2. AS EMPRESAS SERÃO OBRIGADAS A OFERECER A PRORROGAÇÃO?

Não. Conforme dispõe o artigo , II, da Lei 11.770/08, apenas as empresas que aderirem ao Programa Empresa Cidadã deverão garantir a prorrogação da licença-paternidade.

Ainda, o empregado deverá requerer a prorrogação no prazo de dois dias úteis após o parto.

Por fim, ressalte-se que os empregados que adotarem ou obtiverem guarda judicial para fins de adoção de criança também farão jus à extensão da licença-paternidade.

3. O EMPREGADO SOFRERÁ ALGUM DESCONTO DURANTE A LICENÇA?

Não. O artigo , II, da Lei 11.770/08 é categórico ao expressar que o empregado terá direito à sua remuneração integral durante o período de prorrogação da licença-paternidade.

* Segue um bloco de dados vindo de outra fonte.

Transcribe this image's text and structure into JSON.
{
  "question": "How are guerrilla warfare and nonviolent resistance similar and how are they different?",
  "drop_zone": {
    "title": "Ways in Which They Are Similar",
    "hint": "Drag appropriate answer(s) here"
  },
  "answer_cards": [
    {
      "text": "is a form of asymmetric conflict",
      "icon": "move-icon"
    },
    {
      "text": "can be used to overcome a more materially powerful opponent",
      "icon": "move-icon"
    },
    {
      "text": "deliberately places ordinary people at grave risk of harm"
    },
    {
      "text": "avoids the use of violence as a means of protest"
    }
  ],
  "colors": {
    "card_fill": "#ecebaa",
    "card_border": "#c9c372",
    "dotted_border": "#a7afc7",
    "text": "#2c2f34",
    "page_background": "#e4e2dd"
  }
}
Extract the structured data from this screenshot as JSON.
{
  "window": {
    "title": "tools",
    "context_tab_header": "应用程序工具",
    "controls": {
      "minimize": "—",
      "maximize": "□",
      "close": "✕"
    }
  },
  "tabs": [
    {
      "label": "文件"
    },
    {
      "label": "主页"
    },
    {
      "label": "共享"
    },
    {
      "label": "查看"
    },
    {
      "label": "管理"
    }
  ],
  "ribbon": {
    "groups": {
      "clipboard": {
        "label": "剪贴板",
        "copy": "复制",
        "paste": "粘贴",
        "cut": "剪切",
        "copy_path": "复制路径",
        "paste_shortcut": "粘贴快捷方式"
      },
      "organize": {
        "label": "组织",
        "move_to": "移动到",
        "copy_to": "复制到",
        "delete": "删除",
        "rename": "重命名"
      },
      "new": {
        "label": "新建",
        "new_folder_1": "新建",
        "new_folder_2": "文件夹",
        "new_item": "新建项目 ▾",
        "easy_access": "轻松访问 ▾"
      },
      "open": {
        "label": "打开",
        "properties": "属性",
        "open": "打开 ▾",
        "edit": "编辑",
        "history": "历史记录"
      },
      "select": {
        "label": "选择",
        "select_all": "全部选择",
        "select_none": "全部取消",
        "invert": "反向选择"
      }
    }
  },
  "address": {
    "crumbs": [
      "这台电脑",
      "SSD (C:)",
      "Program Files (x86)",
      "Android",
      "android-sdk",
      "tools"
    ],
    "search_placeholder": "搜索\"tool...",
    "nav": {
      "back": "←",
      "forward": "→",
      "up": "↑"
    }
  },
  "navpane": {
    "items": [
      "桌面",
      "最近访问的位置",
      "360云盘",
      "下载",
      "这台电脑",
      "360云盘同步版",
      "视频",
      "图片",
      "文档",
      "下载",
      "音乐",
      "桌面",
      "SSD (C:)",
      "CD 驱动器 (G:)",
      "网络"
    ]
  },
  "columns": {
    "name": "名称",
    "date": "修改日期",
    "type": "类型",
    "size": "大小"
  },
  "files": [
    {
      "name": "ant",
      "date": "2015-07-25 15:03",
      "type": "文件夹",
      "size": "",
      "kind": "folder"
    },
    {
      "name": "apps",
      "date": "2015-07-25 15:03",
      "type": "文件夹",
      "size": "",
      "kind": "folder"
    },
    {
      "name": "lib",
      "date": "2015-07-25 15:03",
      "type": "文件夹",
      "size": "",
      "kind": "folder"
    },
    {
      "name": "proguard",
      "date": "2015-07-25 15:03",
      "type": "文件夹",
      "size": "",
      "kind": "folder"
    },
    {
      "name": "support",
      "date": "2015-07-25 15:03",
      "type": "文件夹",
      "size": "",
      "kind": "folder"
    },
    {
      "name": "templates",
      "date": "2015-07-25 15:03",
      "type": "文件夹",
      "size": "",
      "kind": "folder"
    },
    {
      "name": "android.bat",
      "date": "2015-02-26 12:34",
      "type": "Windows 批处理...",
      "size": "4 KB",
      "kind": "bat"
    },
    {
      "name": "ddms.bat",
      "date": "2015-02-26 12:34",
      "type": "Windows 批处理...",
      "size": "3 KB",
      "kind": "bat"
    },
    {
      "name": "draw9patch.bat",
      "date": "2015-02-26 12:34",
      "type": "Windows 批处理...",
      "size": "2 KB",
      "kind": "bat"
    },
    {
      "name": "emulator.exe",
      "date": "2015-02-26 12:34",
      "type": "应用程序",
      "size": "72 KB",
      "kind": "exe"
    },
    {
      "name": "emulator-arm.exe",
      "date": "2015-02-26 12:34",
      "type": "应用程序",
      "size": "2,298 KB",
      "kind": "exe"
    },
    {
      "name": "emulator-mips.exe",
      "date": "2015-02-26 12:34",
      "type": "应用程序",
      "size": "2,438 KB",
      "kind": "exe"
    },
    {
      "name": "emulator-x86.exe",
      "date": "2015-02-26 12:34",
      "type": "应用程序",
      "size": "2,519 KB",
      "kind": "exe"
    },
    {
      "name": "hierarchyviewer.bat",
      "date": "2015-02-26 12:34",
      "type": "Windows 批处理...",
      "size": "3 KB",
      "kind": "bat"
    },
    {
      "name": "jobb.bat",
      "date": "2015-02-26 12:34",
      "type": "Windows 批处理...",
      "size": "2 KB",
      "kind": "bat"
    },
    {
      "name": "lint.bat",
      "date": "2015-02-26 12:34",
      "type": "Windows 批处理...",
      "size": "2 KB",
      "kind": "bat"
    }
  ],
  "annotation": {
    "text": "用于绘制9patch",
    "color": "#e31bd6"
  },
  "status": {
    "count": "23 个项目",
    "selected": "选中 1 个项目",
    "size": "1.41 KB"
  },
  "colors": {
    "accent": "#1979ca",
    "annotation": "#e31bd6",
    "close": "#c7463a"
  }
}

Contudo, cumpre ressaltar que durante a extensão da licença o empregado não poderá exercer nenhuma atividade remunerada, e a criança deverá ser mantida sob os cuidados dos pais, sob pena de perda do direito à prorrogação.

4. COMO FUNCIONA O PROGRAMA EMPRESA CIDADÃ?

A empresa que aderir ao Programa Empresa Cidadã poderá deduzir de impostos federais o total da remuneração do funcionário. Dessa forma, a empresa tributada com base no lucro real poderá abater do Imposto de Renda devido o total da remuneração integral do empregado pago nos dias de prorrogação da licença-paternidade, sendo vedada a dedução como despesa operacional.

TST decide que pedido de demissão sem homologação do sindicato é inválido e deve ser convertido para demissão sem justa causa

Em decisão proferida em 19/11/2015, o Tribunal Superior do Trabalho entendeu que, nos termos do artigo 477, §1º, da CLT, a rescisão do contrato de trabalho de empregado que pediu demissão e que tenha prestado serviços por mais de um ano deve ser homologada pelo sindicato respectivo ou por autoridade do Ministério do Trabalho.

A corte manifestou-se no sentido de que, caso não exista homologação da rescisão contratual, o pedido de demissão será considerado inválido, devendo a despedida ser reconhecida como sem justa causa, mesmo que o empregado confesse em juízo que requereu sua demissão.

Por fim, o acórdão ressaltou que a decisão visa proteger o princípio da indisponibilidade dos direitos trabalhistas.